The sun comes up and the birds start squawking about 5:30 am, so we were up too, getting an early (and s l o w) breakfast at Coconut’s up the beach. Later, we caught a boat to Hol Chan and snorkeled with the crowds – heaven knows what the place is like on season. It reminded me of cattle boats dumping crowds off at any number of sites in John Pennekamp State Park off Key Largo in Florida, my home. Oh well, it was cool and wet, with plenty of fish to see and hear.
Next stop was Shark Ray Alley. If one hasn’t been close to somewhat tame southern sting rays and nurse sharks, it’s a fun stop—perhaps. Personally, I’ve been there, done that after 30 years of diving and I truly don’t approve of grabbing sting rays or any other animal and forcefully holding it and stopping it from locomoting as it will. Much less do I approve of grabbing rays by their sensitive noses, where there are literally thousands of minute sensing cells that they use and need to help them feed. One large female had her tail bobbed off at the root and nobody can convince me that wasn’t done by a human hand—I was appalled to see her mutilation and she was particularly shy of being handled. Good for her!
Subsequent snorkel trips were private charters or nearly so, as we were visiting on off-season. We took a day trip over to Caye Caulker and snorkeled a half day there on broken, beat up, bleached-out reefs lacking the fish life we had seen off AC. Operators on AC told us the business is unregulated on CC and the folks there simply don’t care for their reef as do the operators on AC—I believe it. I’ve seen some pristine reefs in my time and I’ve watched the Florida keys decline from the late 1960s through the late 1990s, when some areas have begun to recover, but slowly. The shape of things to come off CC is not a pretty story- the reef will take decades to recover, if it gets the chance, between storms and being loved to death.
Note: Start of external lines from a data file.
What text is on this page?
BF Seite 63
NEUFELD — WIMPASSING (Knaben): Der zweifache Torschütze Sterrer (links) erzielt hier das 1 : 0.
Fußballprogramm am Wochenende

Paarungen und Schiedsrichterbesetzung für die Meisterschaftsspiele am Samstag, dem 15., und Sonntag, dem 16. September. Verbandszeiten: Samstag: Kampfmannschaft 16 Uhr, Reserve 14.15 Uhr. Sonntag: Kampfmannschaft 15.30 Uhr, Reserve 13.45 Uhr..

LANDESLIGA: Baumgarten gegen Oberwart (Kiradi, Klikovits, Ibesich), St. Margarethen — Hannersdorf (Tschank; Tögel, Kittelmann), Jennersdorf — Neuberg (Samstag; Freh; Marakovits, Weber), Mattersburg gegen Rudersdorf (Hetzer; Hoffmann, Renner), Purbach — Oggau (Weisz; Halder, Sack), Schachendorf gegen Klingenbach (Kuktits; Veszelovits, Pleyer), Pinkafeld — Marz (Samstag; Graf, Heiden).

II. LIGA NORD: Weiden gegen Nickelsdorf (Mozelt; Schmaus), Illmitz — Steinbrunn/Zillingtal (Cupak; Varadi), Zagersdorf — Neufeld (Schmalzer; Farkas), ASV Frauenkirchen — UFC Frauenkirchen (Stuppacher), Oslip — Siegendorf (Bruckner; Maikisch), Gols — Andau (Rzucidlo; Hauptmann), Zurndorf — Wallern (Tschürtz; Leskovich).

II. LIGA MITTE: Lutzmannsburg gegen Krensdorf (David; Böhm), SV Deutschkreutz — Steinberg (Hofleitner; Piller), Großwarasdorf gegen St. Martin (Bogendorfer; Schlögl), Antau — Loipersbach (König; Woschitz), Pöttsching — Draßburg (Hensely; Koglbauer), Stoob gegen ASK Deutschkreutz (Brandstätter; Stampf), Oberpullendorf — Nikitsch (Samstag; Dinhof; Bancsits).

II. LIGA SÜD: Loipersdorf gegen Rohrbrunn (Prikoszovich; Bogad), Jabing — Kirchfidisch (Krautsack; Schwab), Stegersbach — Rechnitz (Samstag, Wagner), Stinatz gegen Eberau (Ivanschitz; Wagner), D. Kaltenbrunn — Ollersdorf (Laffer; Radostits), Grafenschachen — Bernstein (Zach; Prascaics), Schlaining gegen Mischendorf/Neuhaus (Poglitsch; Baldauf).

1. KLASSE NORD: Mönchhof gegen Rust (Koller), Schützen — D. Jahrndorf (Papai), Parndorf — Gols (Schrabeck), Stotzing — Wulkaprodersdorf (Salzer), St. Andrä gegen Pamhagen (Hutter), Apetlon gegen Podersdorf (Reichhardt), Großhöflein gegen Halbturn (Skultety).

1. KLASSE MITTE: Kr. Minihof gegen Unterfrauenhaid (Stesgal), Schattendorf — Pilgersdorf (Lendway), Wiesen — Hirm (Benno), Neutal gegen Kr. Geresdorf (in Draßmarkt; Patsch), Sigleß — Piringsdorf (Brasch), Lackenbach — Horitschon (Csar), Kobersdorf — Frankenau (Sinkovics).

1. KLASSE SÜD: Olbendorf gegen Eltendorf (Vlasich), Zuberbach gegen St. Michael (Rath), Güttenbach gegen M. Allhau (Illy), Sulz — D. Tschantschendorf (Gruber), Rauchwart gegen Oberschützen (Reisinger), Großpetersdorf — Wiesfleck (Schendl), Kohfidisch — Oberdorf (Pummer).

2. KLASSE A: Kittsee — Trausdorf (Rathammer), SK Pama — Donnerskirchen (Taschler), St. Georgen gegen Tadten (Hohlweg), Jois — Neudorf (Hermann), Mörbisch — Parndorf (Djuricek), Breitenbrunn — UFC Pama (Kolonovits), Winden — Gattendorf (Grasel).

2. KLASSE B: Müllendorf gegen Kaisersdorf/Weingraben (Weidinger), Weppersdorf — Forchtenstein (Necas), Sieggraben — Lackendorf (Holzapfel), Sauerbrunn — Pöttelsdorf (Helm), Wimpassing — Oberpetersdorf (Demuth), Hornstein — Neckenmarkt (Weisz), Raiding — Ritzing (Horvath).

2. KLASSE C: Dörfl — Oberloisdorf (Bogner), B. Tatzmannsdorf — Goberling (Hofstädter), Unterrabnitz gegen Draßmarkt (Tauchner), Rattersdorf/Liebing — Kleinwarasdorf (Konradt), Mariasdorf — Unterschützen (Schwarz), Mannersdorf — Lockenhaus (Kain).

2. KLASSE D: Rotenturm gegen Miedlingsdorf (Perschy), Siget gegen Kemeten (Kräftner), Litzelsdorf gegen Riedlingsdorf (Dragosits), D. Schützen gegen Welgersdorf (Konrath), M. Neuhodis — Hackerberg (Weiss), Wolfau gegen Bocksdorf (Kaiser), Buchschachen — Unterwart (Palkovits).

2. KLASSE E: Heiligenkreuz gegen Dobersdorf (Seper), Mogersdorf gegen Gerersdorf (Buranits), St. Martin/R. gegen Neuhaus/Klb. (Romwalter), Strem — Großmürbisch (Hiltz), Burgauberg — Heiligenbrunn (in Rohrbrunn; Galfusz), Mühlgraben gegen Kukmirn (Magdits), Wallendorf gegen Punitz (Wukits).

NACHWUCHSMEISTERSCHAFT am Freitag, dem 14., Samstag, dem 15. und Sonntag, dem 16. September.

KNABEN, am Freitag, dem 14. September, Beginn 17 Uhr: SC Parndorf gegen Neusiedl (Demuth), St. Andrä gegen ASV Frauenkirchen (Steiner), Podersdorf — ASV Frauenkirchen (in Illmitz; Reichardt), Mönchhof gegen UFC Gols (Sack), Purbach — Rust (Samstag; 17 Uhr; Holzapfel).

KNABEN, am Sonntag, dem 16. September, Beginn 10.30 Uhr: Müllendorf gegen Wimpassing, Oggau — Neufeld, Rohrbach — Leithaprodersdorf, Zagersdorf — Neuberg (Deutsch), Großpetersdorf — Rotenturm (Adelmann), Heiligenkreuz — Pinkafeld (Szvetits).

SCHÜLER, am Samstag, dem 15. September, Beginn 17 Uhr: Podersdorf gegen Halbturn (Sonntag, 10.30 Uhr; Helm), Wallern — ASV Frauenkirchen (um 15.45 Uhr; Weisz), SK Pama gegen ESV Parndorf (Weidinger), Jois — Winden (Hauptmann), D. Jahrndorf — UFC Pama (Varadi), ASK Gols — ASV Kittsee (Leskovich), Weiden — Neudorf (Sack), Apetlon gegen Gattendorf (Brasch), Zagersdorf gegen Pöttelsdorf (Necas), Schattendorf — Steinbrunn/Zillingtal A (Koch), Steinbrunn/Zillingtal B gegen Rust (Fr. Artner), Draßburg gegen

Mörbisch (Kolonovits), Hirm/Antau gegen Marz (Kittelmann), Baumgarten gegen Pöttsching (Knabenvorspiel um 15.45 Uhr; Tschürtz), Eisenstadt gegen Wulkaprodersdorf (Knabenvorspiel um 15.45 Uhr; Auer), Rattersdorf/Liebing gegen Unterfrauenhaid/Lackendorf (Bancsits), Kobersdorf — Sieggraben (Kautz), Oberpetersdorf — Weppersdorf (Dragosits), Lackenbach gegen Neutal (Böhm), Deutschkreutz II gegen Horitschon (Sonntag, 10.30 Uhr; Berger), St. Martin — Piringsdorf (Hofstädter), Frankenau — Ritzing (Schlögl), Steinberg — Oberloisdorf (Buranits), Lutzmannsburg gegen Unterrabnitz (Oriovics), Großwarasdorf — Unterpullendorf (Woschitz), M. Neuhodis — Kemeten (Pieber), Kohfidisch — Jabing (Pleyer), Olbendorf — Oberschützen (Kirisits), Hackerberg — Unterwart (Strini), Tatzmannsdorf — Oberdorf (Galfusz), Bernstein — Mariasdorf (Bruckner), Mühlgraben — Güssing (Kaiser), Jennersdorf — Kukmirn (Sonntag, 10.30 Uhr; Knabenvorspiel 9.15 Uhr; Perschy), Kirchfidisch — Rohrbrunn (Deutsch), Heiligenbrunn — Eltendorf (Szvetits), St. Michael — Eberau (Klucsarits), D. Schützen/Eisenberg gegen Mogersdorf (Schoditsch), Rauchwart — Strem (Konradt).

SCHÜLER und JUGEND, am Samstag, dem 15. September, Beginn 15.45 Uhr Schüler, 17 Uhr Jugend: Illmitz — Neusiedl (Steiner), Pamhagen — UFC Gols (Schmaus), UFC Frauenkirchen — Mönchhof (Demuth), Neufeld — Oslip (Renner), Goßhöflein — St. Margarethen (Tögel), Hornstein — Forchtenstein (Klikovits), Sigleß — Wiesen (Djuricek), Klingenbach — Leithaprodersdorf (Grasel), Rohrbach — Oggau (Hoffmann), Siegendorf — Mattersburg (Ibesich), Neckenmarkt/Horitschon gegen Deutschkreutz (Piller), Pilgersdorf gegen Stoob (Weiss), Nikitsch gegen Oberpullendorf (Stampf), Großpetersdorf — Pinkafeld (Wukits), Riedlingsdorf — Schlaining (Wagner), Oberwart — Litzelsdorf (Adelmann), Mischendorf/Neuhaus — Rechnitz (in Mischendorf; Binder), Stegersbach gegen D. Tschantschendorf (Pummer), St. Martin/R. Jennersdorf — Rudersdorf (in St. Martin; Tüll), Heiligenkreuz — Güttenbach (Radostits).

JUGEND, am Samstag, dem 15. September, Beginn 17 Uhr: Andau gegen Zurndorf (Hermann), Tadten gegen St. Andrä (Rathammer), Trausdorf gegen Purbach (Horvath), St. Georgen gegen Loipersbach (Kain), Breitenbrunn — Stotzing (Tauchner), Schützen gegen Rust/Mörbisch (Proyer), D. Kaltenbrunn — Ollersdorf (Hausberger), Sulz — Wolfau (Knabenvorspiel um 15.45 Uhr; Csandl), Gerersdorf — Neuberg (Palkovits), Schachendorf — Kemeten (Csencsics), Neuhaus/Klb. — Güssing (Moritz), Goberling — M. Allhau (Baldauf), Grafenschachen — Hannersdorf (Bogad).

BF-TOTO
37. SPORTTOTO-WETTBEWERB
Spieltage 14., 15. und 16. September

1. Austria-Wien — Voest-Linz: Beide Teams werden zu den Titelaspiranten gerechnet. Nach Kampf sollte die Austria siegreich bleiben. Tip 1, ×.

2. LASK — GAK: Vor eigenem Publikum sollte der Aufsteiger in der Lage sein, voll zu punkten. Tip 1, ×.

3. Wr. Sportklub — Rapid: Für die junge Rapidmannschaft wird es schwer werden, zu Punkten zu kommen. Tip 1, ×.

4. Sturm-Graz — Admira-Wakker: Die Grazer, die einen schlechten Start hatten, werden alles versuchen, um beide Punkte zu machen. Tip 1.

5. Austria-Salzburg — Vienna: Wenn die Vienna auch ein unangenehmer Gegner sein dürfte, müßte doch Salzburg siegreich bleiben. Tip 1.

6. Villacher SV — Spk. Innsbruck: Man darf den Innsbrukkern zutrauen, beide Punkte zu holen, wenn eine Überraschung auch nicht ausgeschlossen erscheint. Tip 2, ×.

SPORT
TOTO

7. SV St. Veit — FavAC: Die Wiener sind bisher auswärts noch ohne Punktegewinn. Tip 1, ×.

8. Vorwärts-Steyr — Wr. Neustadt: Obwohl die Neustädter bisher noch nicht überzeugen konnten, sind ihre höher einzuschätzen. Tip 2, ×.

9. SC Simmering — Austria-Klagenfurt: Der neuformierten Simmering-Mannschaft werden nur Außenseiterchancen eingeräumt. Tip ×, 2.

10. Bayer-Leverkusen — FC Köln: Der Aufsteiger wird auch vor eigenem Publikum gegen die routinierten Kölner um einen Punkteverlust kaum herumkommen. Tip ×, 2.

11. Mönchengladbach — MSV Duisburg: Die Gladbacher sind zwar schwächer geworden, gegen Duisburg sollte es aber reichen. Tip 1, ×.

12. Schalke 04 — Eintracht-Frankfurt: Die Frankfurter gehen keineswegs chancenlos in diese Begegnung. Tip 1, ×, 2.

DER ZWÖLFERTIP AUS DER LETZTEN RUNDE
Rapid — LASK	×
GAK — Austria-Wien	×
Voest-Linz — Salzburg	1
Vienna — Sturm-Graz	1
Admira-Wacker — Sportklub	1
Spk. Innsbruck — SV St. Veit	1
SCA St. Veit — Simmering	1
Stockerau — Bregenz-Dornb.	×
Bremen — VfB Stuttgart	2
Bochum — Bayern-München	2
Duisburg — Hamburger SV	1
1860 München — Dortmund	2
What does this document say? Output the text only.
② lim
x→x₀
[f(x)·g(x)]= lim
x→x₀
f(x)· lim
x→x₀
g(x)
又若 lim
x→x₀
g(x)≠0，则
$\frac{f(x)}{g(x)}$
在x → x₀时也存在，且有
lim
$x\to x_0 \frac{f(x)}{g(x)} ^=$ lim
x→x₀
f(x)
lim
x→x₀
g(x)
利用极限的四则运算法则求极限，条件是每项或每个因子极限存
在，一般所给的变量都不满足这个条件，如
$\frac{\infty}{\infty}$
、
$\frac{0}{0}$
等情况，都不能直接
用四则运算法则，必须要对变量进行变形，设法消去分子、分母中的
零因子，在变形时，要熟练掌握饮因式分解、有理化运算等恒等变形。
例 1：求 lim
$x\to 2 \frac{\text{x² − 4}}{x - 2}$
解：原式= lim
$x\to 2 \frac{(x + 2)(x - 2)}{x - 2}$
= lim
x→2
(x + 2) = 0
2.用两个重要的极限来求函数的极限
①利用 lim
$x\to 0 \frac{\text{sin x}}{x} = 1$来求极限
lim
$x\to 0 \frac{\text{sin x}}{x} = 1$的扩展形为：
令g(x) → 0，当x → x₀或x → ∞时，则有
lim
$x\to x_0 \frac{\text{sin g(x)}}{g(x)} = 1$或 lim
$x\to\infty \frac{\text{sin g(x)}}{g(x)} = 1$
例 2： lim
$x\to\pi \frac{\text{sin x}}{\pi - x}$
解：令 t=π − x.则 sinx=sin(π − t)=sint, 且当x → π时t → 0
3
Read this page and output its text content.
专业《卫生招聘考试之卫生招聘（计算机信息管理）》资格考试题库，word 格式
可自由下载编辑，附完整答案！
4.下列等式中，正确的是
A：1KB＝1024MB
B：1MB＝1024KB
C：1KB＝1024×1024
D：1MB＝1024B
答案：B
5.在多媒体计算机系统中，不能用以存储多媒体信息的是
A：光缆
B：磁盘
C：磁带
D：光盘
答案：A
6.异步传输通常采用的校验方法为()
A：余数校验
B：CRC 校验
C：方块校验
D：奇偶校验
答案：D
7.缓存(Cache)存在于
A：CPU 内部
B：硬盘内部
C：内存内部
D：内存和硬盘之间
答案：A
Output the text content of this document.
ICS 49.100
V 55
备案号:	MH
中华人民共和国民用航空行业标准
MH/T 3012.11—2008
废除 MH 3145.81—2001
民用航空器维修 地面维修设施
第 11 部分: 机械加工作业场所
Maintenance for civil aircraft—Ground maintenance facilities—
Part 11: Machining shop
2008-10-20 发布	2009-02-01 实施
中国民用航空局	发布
We spent a day sailing and snorkeling up the coast with Steve Rubio, owner of Unity Tours and captain of the No Rush catamaran. Steve is a friendly, knowledgeable and delightful host for an all day excursion snorkeling, fishing and beach BBQ-ing or an evening sunset sail or a ½ day snorkel trip.
Xanadu was our wonderful, relaxing, quiet home, not too far, not too close to the bustle of San Pedro town, which was as close as a walk or a bike ride.
All too soon it was time to retrace our steps, back to Tropic Air at the airport then to Belize City and the shock of arriving back in Atlanta to a cold, dreary, rainy Memorial Day weekend. We couldn’t even show off our tans, hidden as they were under long sleeves and jeans! Wahhh- take me back to Ambergris Caye, “la isla bonita”!
Post Script: We returned for a rainy Xmas week in 2006, where the highlight of the trip was snorkeling Bacalar Chico, a magnificently untouched marine environment up on the north (currently undeveloped) end of the island. If you want pristine snorkeling, get there quick, before the developers do!